Its sarcasm aside, Freeman's point has some validity.  The Continental, aside from the front ensemble, looks far more American than English, circa very early 1950s.

Thursday, December 3, 2015

Squaring the Teardrops: Some Early 1950s American Facelifts

I touched on it here, but there's more to say on the subject of cars with rounded designs getting de-rounded via facelifts in the early '50s.

During the late 1930s and early 1940s, the general mind-set of American stylists was that future cars would feature rounded bodies whose shapes paid more than a little heed to aerodynamics.  This can be seen in sketches and, in the early '40s, some clay styling models.

Some designs in that spirit actually reached production after World War 2.  But the teardrop-shaped future proved to be a false one because General Motors' styling chief Harley Earl made one of his sudden direction-changes.  Although some new post-war GM cars had fastbacks, most were "bustle-back," with distinct trunks.  And rather than having fenders being almost totally absorbed into the car body, GM fenders had distinct shapes, even though they were in low-relief compared to 1930s practice.
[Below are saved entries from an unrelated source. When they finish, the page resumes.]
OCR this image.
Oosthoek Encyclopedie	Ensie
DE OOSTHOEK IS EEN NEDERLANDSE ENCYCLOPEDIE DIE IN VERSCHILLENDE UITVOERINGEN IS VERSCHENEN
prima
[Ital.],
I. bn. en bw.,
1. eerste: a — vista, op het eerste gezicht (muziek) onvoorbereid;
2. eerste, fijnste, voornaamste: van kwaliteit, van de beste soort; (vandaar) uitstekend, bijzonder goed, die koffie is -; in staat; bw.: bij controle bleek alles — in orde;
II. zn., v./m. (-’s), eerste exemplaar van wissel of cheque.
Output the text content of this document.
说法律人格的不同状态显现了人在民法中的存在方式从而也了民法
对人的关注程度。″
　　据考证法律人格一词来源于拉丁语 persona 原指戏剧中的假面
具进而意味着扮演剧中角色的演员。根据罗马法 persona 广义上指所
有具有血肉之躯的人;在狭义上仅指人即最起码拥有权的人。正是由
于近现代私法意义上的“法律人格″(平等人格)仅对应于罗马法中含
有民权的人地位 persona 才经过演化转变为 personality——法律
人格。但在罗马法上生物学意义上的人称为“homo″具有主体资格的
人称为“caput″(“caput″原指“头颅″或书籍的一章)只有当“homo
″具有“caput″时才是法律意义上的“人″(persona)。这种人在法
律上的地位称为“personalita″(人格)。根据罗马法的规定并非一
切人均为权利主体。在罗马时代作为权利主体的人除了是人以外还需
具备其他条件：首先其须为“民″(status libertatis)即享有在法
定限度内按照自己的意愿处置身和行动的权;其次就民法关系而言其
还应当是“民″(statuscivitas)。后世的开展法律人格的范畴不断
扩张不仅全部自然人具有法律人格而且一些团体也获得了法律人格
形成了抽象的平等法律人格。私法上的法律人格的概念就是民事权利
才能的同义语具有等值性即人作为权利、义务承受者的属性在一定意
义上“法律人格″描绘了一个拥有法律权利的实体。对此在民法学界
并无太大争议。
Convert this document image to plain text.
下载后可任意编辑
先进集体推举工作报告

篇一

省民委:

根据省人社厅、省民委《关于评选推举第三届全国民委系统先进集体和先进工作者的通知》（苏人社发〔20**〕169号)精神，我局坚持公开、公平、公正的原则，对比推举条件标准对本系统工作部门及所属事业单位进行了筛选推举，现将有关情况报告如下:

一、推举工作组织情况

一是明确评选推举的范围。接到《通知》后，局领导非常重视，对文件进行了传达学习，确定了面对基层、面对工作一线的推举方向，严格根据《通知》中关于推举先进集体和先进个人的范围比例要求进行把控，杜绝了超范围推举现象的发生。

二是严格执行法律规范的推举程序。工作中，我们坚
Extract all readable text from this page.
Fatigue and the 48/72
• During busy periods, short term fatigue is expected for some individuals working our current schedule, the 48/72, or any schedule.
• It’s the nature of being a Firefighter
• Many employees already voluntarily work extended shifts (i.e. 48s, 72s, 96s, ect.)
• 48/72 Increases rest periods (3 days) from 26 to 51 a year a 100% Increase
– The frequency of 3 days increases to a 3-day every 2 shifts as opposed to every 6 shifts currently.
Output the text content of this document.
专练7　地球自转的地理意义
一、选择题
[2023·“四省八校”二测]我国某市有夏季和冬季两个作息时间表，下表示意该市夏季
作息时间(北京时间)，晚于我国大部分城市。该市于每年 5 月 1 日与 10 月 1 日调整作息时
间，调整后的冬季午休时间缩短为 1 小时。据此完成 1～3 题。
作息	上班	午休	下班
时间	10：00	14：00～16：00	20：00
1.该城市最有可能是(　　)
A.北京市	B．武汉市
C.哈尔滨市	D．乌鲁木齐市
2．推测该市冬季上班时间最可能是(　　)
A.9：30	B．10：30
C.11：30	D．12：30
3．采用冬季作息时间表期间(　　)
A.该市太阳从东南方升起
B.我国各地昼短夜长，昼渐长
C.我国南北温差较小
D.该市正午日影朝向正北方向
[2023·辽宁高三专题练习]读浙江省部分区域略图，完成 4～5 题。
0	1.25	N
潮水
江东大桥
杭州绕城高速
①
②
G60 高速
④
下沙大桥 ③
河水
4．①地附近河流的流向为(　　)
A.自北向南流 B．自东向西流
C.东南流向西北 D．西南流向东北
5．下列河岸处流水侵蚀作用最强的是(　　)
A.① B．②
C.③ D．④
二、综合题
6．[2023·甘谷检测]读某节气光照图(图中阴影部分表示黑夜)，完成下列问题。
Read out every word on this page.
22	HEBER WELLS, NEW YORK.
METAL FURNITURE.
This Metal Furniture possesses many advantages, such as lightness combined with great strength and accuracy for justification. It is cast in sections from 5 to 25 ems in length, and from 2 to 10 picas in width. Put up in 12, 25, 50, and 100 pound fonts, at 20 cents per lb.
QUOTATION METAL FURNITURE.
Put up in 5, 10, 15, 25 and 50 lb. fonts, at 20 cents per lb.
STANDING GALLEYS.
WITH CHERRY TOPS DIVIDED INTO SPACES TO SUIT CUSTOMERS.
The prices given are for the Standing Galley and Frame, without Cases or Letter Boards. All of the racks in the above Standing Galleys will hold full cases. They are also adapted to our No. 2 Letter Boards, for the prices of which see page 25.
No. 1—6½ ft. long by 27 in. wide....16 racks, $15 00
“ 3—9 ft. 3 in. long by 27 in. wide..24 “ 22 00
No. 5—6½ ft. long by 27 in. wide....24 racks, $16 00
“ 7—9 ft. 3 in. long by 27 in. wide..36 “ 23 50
Since about half the cars on the road were from General Motors, the 1949-vintage teardrop-influenced designs seemed somewhat out of touch with styling fashion.  So sales began to suffer and quick-fixes were put into place until completely restyled cars could reach dealers.  Affected brands for 1951 were Nash, Lincoln and Mercury, whose postwar designs debuted for the 1949 model year.  (I discussed Mercury styling in the above link, so will not deal with it here.)  Hudson's postwar design was launched for the 1948 model year, but didn't get a similar facelift until 1954.

In all cases, the styling fix involved grafting a higher aft portion of the fender with the goal of making the car look less rounded and more squared-off so as to compete better with the broader industry fashion exemplified by Studebaker, Kaiser, Frazer and Ford, as well as General Motors.  Packard, which got a rounded facelift for 1948, was totally restyled for 1951.


1950 Lincoln Sport Sedan - MJC Classics photo
This is the standard Lincoln that shared its basic body with Mercury.  (The top-of-the-line Lincoln Cosmopolitan had a unique body.)  Like the Hudsons shown below, it featured what might be termed semi-fastback styling.  Still, it largely followed early-1940s ideas as to how cars of the future should be shaped.

1951 Lincoln
The most important changes for 1951 were a reshaped backlight (rear window) and extended, higher fender trailing edges.  Seen from the side, the fender modification does "square-up" the appearance a little.  But seen from the rear, the design looked more awkward (see the link above for the similar result of Mercury's '51 facelift.)

1949 Nash Ambassador - Mecum auction photo
1950 Nashes had larger backlights than in 1949, but otherwise were nearly identical.  Nash came closest to the 1940-vintage teardrop ideal, even to the point of having skirted front wheels.  Unfortunately, the car looked heavy, ponderous.  It was derided as looking like "an upside-down bathtub."

1951 Nash Statesman - Barrett-Jackson auction photo
Not the best side view because of the camera angle.  Nash restyled the rear part of the fender, giving it a slight up-kick along with an extension.  This reduced the "bathtub" look a little.  If the wheel openings had been enlarged as well, the car would have looked much better.  Unfortunately, Nash-Kelvinator president George Mason really liked those skirted wheels, and so they remained.

1953 (ca.) Hudson Hornet
This might be a '52 model because they were essentially identical with the 1953s when seen from the side.

1954 Hudson Hornet - Barrett-Jackson auction photo
Besides the fender extension, the side trim was revised.  Gone was the large chromed strip along the bottom.  The ends of the thin side strip lost their ornamentation.  Added was a chromed faux air intake shape seemingly inspired by side trim on 1952-53 Ford Motor Company brands.  All this create some visual distance from 1948-53 Hudsons, but the design was still stale.